Lastly, the banks have not shown any necessity for the writ of preliminary injunction to prevent serious damage. The serious damage contemplated by the RTC was the possibility of the imposition of sanctions upon the banks, even the sanction of closure. However, under the law, the sanction of closure could be imposed upon a bank by the BSP even without notice and hearing. As previously held, the apparent lack of procedural due process would not result in the invalidity of action by the MB.

The close now, hear later” scheme is grounded on practical and legal considerations to prevent unwarranted dissipation of the bank’s assets. It is a valid exercise of police power to protect depositors, creditors, stockholders and the general public. Swift action is called for on the part of the BSP when it finds that a bank is in dire straits. Judicial review enters the picture only after the MB has taken action; it cannot prevent such action by the MB. The threat of the imposition of sanctions, even that of closure, does not violate their right to due process, and cannot be the basis for a writ of preliminary injunction. The writ of preliminary injunction cannot, thus, prevent the MB from taking action, by preventing the submission of the ROEs and worse, by preventing the MB from acting on such ROEs.

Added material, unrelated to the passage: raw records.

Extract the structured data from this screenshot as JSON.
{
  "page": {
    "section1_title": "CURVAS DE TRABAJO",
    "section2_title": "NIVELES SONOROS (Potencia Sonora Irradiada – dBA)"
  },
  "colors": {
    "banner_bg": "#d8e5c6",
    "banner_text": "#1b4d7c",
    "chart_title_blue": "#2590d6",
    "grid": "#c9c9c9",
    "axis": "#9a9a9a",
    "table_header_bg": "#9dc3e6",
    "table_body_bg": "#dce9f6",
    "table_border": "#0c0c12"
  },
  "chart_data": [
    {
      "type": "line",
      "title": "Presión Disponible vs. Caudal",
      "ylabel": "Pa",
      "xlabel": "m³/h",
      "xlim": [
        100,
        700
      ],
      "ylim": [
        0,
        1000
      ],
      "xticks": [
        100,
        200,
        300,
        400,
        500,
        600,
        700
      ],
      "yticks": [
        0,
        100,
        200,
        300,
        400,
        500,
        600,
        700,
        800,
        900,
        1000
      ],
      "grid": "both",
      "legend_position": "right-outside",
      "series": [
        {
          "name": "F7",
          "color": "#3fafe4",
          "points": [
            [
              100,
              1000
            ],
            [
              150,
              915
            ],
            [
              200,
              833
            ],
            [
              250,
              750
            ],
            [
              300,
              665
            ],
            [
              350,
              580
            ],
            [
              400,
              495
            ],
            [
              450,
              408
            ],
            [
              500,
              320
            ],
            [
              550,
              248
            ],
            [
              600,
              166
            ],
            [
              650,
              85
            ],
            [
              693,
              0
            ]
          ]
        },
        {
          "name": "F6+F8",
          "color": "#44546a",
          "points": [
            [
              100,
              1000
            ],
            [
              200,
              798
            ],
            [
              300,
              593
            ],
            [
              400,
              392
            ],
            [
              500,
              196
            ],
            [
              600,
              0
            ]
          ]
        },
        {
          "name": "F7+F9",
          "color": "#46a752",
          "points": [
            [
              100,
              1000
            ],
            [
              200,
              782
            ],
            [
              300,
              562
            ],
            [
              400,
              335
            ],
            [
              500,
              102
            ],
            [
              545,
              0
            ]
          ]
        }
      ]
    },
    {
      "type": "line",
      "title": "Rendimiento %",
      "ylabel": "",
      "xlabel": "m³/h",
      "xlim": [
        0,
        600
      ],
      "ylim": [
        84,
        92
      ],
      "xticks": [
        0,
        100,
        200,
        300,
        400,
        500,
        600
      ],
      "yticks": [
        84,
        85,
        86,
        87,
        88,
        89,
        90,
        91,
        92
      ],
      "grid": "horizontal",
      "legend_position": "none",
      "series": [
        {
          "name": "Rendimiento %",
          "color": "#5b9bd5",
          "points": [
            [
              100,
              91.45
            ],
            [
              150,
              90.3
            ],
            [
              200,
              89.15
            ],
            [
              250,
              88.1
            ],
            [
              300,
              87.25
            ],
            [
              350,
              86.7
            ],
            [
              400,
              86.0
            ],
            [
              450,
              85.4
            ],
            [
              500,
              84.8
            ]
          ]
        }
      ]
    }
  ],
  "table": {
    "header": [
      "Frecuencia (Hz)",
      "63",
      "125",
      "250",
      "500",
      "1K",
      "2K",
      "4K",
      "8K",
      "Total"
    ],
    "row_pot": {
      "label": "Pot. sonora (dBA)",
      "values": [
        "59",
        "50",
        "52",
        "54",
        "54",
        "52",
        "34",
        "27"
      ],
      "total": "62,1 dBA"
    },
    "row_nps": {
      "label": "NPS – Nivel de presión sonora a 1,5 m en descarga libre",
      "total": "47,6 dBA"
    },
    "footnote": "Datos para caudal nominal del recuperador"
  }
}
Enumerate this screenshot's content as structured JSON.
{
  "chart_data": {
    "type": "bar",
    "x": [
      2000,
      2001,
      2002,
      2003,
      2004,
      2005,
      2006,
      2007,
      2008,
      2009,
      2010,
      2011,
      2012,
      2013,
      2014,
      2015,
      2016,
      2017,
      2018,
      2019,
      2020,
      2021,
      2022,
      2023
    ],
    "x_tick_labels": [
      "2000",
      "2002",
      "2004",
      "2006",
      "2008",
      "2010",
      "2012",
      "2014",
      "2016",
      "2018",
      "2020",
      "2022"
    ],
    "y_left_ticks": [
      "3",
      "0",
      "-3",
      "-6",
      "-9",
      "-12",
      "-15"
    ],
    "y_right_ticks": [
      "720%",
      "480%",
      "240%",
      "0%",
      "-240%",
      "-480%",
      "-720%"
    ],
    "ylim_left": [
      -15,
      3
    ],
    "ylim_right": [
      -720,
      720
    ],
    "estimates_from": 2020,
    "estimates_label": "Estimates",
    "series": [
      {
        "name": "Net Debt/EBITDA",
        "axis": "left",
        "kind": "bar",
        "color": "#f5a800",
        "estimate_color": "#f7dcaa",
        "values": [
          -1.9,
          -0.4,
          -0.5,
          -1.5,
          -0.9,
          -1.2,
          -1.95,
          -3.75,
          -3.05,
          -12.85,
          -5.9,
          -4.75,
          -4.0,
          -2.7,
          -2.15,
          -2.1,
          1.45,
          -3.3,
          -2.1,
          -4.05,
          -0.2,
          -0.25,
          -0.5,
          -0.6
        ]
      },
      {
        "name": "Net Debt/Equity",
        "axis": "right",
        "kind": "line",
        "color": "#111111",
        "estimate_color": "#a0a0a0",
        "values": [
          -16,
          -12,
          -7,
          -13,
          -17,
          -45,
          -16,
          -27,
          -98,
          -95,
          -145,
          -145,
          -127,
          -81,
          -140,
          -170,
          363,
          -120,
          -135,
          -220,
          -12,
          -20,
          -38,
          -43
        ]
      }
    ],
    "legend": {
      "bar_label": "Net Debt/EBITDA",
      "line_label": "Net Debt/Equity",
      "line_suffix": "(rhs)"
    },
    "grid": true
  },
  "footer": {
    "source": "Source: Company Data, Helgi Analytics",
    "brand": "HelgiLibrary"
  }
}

Page 3: BSP MB and Petitioner Chuchi Fonacier v Valenzuela

“Unless adequate and determined efforts are taken by the government against distressed and mismanaged banks, public faith in the banking system is certain to deteriorate to the prejudice of the national economy itself, not to mention the losses suffered by the bank depositors, creditors, and stockholders, who all deserve the protection of the government.”

All these considered, the banks are clearly not entitled to the injunctive reliefs sought. The writs of preliminary injunction must hence be nullified.